As most people who read the List or the primary literature know by now,
this is NOT the case for nearly any modern CR studies: the 'AL' cohorts
are restricted by 10-20%, precisely to avoid the confounding effects of
obesity.

> so it's not fair to say that CR lifespan enhancement starts
> (at least as far as the experiments go) at normal weight.

It's not fair to say that CR lifespan enhancement starts at ANY weight.
CR is about *Calorie intake* -- not body weight (or BMI, %fat, etc etc).

-MR

>
1. McGoldrick, Kathryn E.
Years of Life Lost Due to Obesity.
Survey of Anesthesiology. 48(1):56-57, February 2004.
[No PMID]

2. Greenberg JA.
Biases in the mortality risk versus body mass index relationship in the
NHANES-1 Epidemiologic Follow-Up Study.
Int J Obes Relat Metab Disord. 2001 Jul;25(7):1071-8.
PMID: 11443509 [PubMed - indexed for MEDLINE]

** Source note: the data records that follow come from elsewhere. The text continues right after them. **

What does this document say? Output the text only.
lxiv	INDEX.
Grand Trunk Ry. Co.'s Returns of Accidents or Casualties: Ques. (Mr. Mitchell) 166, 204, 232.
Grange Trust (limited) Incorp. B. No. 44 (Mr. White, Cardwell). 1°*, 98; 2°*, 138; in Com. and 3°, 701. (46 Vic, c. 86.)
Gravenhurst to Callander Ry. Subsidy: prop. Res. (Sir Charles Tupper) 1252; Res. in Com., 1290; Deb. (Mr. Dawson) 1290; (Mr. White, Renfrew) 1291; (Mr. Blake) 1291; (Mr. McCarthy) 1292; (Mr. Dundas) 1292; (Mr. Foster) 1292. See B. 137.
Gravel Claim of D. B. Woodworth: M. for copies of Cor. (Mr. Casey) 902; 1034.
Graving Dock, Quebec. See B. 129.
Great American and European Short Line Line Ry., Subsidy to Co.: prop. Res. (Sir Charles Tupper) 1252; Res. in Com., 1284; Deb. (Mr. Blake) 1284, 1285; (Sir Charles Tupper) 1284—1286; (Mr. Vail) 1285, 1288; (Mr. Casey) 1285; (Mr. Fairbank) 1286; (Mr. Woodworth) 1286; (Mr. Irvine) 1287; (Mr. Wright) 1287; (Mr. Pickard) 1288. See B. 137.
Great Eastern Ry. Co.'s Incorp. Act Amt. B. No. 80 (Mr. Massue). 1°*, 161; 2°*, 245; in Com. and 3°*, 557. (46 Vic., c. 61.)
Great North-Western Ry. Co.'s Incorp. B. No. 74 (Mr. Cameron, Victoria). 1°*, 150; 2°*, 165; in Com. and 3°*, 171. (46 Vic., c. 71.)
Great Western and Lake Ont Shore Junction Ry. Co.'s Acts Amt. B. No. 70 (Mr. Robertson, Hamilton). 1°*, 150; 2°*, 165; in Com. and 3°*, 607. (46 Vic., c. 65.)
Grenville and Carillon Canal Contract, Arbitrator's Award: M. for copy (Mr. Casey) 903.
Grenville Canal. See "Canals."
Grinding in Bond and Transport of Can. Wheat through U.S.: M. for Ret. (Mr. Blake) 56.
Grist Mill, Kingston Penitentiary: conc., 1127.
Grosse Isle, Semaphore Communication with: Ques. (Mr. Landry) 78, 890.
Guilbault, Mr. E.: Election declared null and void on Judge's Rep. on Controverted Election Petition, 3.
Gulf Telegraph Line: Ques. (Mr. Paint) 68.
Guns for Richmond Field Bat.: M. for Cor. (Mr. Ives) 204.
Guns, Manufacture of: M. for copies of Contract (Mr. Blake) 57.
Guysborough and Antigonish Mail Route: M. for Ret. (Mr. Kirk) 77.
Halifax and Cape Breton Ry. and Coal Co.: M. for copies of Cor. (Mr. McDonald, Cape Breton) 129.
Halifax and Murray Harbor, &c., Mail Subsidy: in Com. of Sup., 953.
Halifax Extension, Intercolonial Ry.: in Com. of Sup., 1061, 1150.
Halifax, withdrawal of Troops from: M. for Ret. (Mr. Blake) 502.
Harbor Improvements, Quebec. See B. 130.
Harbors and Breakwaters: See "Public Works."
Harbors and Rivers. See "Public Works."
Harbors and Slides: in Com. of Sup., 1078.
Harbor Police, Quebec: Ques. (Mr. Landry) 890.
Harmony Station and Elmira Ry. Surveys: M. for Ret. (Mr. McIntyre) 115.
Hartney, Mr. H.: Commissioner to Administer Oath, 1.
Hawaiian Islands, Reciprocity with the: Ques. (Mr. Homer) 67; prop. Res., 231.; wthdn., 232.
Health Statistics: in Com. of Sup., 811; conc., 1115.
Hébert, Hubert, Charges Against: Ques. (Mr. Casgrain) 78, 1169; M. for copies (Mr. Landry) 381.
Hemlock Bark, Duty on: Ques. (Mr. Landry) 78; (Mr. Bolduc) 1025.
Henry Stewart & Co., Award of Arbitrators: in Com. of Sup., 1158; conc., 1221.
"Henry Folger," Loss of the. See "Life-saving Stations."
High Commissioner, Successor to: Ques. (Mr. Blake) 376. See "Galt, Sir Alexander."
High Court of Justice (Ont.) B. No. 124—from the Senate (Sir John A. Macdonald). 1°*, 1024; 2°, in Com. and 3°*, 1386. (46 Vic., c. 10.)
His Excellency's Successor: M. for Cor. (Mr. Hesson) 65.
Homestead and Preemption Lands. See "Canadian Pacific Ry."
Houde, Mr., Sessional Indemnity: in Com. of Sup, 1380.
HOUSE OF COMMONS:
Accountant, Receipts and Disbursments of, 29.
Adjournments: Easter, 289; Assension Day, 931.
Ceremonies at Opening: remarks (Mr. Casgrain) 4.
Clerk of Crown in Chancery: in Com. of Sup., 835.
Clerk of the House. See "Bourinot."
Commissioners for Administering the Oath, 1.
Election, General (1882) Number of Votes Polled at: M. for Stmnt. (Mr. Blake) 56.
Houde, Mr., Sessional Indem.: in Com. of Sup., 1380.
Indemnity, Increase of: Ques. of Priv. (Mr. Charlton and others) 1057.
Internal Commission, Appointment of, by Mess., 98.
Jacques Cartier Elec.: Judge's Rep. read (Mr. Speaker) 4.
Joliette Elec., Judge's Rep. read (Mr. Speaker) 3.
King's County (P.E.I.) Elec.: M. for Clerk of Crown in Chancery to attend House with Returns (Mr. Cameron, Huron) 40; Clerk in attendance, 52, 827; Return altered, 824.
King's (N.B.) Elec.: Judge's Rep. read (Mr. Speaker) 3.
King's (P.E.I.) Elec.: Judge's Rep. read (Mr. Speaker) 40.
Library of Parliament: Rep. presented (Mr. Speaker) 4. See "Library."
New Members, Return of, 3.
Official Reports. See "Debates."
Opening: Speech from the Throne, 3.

3. Manson JE, Willett WC, Stampfer MJ, Colditz GA, Hunter DJ, Hankinson SE,
Hennekens CH, Speizer FE.
Body weight and mortality among women.
N Engl J Med. 1995 Sep 14;333(11):677-85.
PMID: 7637744 [PubMed - indexed for MEDLINE]

4. Field AE, Coakley EH, Must A, Spadano JL, Laird N, Dietz WH, Rimm E,
Colditz GA.
Impact of overweight on the risk of developing common chronic diseases
during a 10-year period.
Arch Intern Med. 2001 Jul 9;161(13):1581-6.
PMID: 11434789 [PubMed - indexed for MEDLINE]

5. Manson JE, Stampfer MJ, Hennekens CH, Willett WC.
Body weight and longevity. A reassessment.
JAMA. 1987 Jan 16;257(3):353-8.
PMID: 3795418 [PubMed - indexed for MEDLINE]

6. Perls T.
Genetic and environmental influences on exceptional longevity and the AGE
nomogram.
Ann N Y Acad Sci. 2002 Apr;959:1-13. Review.